A significant change in the legal view came in the 1960s. In Cooper v. Pate (378 U.S. 546, 1964) the U.S. Supreme Court held that the Civil Rights Act of 1871 (42 USC 1983) granted protection to prisoners. The code states that:
Every person who, under color of any statute, ordinance, regulation, custom, or usage, of any State or Territory or the District of Columbia, subjects, or causes to be subjected, any citizen of the United States or other person within the jurisdiction thereof to the deprivation of any rights, privileges, or immunities secured by the Constitution and laws, shall be liable to the party injured in an action at law, suit in equity, or other proper proceeding for redress.

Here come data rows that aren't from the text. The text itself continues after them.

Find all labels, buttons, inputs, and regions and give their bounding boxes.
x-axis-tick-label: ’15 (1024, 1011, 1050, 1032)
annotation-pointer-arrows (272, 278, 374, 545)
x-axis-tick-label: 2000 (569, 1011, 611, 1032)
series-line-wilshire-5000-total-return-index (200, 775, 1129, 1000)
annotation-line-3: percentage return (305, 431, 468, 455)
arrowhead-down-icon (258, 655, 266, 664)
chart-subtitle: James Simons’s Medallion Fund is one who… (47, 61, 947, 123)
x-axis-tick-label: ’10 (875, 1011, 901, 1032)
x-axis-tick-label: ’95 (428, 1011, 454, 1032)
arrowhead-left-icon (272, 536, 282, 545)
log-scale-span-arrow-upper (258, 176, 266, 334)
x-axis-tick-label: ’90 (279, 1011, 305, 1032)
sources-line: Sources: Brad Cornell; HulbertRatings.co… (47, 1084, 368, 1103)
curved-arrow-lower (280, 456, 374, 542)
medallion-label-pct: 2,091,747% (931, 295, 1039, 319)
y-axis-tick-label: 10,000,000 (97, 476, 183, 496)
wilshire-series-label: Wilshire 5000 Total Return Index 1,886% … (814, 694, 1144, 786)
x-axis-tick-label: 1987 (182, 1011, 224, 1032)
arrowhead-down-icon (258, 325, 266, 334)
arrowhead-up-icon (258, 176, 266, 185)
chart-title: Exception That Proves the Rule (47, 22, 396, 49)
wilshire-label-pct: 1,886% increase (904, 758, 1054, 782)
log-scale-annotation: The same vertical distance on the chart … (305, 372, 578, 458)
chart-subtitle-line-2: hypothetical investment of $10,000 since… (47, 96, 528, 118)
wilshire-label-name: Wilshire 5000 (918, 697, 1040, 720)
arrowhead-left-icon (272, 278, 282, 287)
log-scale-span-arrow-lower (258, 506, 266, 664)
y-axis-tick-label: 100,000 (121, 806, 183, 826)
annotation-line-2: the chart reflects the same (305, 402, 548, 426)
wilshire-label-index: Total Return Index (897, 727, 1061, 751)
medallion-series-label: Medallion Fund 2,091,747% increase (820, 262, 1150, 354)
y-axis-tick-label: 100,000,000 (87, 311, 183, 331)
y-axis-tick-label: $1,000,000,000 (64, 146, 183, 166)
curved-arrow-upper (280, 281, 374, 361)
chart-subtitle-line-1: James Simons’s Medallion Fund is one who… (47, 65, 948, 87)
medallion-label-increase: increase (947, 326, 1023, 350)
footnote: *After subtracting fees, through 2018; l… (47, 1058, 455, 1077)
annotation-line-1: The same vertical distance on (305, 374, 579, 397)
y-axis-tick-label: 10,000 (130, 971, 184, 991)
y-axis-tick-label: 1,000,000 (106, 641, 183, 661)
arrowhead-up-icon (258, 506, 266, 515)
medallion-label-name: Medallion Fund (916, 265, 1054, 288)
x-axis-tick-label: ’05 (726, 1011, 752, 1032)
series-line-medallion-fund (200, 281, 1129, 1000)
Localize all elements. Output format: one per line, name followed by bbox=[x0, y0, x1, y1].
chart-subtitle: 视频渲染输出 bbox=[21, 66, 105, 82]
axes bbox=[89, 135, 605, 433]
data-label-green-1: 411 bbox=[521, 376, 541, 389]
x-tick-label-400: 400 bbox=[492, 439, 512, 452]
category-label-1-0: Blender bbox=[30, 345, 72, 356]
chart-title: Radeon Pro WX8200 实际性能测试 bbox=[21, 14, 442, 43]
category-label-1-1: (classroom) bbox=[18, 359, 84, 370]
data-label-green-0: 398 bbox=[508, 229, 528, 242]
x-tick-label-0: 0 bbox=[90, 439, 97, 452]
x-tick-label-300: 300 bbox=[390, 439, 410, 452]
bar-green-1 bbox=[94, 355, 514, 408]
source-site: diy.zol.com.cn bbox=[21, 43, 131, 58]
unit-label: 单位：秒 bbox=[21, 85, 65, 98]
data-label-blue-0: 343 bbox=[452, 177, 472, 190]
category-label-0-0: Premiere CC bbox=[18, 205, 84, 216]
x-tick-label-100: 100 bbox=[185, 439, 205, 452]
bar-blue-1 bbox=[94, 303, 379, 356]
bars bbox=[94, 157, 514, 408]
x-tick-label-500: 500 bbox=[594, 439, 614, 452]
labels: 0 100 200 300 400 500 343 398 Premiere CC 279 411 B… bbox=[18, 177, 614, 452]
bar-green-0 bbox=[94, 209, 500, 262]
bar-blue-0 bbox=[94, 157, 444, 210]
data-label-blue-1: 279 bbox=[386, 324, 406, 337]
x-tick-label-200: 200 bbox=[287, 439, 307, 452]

With the Cooper decision, the Supreme Court announced that prisoners had rights guaranteed by the U.S. Constitution and could ask the judicial system for help in challenging the conditions of their imprisonment. Cases brought later came to be known as Section 1983 lawsuits because the Court had based itself on Section 1983 of Title 42 of the U.S. Code. Prisoners' suits in federal courts skyrocketed from 218 in 1966 to 26,824 in 1992. After 1992 new laws made it more difficult for prisoners to sue.
Observers differ about the nature of the lawsuits, how the federal courts process them, and the manner in which they are resolved. Many consider some of the lawsuits to be frivolous and undeserving of the limited resources of the federal courts. Others assert that some lawsuits have merit, but that the federal courts tend to treat all Section 1983 lawsuits in an assembly line fashion with little or no individual attention.